Crédits photo (Domaine Public) : Loyset Liédet

"Le vert porte malheur"

On en parlait des le top des explications sur les superstitions : porter du vert au théâtre porterait malheur. Mais la superstition s’étend au-delà du théâtre puisque au 19e siècle, la reine Victoria et le compositeur Franz Schubert avaient tous les deux une aversion pour cette couleur dont ils se tenaient le plus éloignés possible. On peut aussi parler de l’absence du vert dans le code international des signaux maritimes créé fin 17e siècle, car le vert faisait aussi peur aux marins, ou encore évoquer les yeux verts qui étaient mal vus au Moyen-Âge. Bref, c’est répandu, mais à tout ça, il y a plusieurs pistes d’explication :

Tout d’abord, au théâtre, le type d’éclairage utilisé au 19e siècle ne faisait pas assez ressortir le vert, ce qui laissait les costumes de cette couleur dans l’ombre. Pas idéal, pour du théâtre, vous en conviendrez.

Mais déjà avant, vers la fin du Moyen-Âge, on recensait quelques cas de comédiens morts après avoir joué le rôle de Judas, dont le costume était vert. C’était dû au mélange toxique à base d’oxydation de cuivre qui était utilisé pour faire les teintures vertes. Sauf qu’à l’époque, on comprenait pas trop pourquoi les gars mourraient, et on attribuait donc ça à la couleur verte plutôt qu’aux composants utilisés.

Enfin, dernière explication (mais il en existe encore d’autres), en Europe du Nord, on considérait que les fées s’habillaient en vert et qu’elles n’aimaient pas que les mortels s’habillent comme elles. Par crainte et par respect, on évitait donc de se fringuer dans cette couleur.

Voilà, ça vous donne une idée générale du pourquoi du comment beaucoup de gens ont peur du vert aujourd’hui alors qu’il s’agit pourtant d’une couleur comme les autres. Nous on t’aime, le vert.

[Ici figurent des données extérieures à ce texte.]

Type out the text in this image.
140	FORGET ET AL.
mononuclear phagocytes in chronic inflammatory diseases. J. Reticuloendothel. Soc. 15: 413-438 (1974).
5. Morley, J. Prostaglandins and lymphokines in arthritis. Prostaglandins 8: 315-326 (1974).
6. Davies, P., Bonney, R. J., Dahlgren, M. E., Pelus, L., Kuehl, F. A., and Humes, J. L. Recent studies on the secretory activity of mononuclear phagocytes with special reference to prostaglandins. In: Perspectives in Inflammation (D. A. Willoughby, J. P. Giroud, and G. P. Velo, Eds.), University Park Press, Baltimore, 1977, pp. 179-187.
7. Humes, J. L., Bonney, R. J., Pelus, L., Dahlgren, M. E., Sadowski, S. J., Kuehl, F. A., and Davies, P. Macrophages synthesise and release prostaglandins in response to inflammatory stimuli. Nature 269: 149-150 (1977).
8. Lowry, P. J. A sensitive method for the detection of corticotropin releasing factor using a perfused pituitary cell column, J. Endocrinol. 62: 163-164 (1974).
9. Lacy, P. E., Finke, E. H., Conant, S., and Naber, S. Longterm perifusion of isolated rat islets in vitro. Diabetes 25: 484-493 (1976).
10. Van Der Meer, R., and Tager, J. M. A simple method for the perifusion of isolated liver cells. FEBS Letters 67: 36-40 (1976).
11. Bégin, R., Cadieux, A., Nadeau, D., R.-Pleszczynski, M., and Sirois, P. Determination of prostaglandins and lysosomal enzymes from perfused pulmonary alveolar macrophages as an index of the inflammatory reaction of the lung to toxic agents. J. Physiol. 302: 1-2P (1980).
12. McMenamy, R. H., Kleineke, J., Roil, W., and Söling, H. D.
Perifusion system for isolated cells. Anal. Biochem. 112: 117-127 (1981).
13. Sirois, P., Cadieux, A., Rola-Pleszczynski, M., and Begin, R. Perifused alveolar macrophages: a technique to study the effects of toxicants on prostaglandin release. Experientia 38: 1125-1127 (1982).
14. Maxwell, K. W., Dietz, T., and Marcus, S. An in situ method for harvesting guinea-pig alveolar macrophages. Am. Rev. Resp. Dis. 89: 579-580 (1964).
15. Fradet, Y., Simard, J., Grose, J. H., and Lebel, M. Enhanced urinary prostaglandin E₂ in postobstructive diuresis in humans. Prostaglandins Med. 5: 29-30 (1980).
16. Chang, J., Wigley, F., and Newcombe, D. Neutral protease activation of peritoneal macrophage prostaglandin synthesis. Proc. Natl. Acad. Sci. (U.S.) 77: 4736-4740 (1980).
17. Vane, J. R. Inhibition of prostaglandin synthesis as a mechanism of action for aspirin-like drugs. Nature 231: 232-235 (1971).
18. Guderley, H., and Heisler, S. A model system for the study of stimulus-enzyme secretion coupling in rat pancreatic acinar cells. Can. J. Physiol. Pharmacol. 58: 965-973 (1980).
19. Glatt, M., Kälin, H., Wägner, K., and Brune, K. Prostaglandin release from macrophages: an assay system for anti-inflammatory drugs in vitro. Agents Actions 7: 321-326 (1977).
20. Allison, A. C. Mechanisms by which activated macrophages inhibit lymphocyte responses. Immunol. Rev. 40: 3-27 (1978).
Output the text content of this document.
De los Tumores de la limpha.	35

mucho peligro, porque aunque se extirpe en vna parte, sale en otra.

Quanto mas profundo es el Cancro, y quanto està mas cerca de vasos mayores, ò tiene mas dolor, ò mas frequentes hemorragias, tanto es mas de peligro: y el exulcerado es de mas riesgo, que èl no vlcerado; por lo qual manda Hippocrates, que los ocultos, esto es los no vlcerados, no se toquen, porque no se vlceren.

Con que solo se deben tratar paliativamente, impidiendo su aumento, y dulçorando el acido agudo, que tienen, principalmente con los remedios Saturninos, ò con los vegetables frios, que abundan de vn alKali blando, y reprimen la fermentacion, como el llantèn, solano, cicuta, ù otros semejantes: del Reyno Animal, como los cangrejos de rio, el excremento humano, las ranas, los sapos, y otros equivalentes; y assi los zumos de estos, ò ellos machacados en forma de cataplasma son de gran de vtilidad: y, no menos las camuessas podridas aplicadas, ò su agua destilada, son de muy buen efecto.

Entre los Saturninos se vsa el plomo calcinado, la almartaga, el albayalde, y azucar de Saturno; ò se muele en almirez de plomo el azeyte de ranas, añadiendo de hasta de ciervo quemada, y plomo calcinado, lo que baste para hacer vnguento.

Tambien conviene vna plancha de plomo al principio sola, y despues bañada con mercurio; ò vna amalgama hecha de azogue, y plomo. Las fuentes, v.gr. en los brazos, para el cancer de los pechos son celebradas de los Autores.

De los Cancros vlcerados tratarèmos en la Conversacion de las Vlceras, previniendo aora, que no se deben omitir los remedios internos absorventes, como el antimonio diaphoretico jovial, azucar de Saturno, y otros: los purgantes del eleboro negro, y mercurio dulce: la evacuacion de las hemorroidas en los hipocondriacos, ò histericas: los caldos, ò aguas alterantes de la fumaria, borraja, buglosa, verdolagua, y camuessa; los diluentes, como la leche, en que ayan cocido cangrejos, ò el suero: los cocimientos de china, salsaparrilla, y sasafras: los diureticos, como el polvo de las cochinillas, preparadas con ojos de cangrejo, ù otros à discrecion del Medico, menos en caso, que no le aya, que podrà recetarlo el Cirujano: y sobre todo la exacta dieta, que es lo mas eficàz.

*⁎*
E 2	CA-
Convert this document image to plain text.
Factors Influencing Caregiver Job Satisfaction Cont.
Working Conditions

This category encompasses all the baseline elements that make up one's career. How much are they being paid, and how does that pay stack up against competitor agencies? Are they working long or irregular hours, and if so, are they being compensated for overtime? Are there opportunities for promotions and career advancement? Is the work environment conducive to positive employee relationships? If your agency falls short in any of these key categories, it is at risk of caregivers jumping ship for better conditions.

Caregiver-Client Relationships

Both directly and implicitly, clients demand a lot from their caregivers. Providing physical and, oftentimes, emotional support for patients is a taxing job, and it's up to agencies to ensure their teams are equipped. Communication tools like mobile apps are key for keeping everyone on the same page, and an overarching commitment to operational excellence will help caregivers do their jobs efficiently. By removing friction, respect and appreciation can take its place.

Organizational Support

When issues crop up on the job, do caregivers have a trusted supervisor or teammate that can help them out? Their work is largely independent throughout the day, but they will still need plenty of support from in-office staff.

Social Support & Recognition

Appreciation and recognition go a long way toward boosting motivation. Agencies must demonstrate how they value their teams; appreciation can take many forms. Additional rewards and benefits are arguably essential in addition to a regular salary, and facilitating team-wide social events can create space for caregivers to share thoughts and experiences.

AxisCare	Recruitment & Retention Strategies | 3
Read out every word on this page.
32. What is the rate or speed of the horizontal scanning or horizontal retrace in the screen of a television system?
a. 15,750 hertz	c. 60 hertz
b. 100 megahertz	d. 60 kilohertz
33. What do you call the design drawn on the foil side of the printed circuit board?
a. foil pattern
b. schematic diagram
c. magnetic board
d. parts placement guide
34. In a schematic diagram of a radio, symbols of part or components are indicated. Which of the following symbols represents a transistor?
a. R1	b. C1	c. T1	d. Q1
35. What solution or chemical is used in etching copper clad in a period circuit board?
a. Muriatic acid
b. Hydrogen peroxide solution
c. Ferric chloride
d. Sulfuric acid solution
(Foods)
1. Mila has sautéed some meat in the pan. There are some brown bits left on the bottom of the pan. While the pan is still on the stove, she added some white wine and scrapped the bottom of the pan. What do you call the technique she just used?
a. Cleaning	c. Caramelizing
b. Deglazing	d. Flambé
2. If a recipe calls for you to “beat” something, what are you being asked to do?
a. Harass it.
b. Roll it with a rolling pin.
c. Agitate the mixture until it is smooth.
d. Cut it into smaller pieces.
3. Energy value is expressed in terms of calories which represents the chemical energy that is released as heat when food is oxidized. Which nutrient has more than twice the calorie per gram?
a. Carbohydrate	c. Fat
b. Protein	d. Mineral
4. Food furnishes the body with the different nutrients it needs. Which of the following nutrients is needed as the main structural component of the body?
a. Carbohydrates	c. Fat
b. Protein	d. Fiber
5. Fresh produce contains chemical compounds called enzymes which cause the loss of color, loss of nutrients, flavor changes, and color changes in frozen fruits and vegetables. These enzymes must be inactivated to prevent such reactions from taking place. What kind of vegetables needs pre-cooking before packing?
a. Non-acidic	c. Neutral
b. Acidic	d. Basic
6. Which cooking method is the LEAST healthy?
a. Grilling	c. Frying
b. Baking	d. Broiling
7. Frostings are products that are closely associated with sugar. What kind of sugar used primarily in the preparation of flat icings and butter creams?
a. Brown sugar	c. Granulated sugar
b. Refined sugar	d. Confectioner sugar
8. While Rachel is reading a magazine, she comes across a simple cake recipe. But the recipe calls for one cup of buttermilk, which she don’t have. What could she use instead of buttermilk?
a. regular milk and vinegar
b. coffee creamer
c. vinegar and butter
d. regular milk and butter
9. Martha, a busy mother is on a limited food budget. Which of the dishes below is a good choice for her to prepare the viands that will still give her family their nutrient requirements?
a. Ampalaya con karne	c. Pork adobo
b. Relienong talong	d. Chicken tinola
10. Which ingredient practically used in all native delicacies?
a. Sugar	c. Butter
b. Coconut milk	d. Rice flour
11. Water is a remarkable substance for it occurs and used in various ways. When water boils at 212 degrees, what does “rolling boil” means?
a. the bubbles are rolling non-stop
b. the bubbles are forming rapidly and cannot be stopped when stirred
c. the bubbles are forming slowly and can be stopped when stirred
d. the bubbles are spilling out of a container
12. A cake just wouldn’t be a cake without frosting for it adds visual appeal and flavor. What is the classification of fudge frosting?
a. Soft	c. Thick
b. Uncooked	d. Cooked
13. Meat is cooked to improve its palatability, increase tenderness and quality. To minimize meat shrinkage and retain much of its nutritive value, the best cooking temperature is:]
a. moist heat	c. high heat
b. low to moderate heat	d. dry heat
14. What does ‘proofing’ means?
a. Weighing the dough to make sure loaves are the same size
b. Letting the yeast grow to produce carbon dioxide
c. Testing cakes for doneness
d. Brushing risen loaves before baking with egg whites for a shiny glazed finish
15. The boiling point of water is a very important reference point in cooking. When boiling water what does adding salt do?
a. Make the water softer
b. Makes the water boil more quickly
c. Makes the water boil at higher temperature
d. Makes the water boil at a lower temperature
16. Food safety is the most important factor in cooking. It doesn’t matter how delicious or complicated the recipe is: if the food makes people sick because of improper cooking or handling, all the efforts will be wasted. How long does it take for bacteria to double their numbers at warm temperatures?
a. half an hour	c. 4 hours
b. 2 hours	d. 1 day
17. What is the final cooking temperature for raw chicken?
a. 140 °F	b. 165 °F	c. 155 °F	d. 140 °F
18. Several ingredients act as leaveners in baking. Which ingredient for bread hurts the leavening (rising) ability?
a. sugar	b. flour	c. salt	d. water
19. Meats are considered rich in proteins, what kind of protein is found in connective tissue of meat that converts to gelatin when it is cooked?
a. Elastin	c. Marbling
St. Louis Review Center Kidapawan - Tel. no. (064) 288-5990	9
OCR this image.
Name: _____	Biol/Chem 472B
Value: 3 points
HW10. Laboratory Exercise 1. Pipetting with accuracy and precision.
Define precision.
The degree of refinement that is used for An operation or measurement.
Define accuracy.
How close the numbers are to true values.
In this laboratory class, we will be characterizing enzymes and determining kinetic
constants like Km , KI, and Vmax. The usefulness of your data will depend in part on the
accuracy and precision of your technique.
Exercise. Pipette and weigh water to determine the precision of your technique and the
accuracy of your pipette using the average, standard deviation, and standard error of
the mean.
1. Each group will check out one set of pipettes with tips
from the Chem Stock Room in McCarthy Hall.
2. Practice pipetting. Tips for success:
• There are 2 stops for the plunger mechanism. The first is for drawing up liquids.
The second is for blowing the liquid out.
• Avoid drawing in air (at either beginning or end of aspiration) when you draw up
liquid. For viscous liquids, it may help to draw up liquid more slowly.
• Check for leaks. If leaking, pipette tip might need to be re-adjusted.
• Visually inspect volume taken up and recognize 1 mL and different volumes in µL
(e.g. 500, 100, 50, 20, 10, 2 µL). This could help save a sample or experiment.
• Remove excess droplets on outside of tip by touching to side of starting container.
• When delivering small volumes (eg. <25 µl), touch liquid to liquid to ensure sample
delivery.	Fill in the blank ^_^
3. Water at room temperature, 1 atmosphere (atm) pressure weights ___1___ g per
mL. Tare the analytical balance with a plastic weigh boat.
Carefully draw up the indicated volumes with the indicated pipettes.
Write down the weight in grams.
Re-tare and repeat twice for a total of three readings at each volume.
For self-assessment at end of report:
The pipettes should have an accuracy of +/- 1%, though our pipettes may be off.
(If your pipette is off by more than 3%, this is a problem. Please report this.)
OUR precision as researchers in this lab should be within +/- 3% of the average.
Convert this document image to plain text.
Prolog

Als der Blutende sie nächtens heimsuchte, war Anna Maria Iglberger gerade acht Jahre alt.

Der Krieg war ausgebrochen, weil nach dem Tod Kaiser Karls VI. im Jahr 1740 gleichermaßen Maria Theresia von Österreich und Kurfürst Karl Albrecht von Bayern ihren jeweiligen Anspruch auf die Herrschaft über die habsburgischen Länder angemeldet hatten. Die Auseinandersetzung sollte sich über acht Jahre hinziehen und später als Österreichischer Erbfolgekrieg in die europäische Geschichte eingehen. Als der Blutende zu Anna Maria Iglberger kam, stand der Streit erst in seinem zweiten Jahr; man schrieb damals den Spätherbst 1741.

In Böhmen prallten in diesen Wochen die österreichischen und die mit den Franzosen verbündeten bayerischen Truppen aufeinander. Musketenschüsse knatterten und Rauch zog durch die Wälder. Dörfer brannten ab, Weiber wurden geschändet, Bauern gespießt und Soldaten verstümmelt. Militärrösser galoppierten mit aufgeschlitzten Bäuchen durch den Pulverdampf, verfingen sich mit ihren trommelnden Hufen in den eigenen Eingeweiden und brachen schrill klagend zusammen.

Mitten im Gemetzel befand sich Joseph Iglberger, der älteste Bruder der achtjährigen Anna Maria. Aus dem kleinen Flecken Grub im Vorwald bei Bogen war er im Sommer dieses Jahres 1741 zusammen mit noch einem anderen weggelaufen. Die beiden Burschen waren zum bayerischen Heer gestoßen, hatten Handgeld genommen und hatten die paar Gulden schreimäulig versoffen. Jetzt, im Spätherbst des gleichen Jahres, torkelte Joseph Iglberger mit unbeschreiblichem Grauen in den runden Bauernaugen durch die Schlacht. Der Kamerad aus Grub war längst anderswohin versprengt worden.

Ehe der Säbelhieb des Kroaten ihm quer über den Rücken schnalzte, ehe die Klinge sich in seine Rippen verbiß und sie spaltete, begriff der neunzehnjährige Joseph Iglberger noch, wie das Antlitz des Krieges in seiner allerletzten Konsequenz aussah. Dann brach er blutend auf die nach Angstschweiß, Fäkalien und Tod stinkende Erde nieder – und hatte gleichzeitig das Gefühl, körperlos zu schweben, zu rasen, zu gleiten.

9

Crédits photo (CC BY-SA 4.0) : Rideauvert

La main gauche est la "mauvaise main"

Il y a peu, dans le top des trucs qui auraient logiquement dû disparaître avec l’évolution, on vous expliquait pourquoi il y avait encore des gauchers dans ce monde fait pour les droitiers. Aujourd’hui, on vous explique pourquoi les gauchers sont considérés comme malchanceux, gauches et porteurs de malheur.

Cette aversion envers la main gauche remonterait déjà à l’Antiquité : en latin, la gauche porte le nom de sinister, qui est à la racine du mot sinisteritas, exprimant l’idée de « malheur » ou de « mauvais sort ». Ça commence mal.

En plus de ça, dans la Bible, il est bien précisé que c’est de la main gauche que Caïn tue Abel, faisant ainsi de la main gauche la main des ennemis du Seigneur. Zut.

Ces préjugés « originels » vont continuer à se répandre pendant des siècles et vont être renforcés quand l’alphabétisation va progresser à partir du 16e siècle, et que les maîtres vont interdire aux élèves d’utiliser leur main gauche pour former les lettres. Heureusement, ce cliché s’est largement atténué de nos jours, et on aurait même tendance à dire qu’être gaucher mène bien souvent à la réussite, voire au génie. Des génies qui ont besoin de ciseaux pour gauchers, mais des génies quand même.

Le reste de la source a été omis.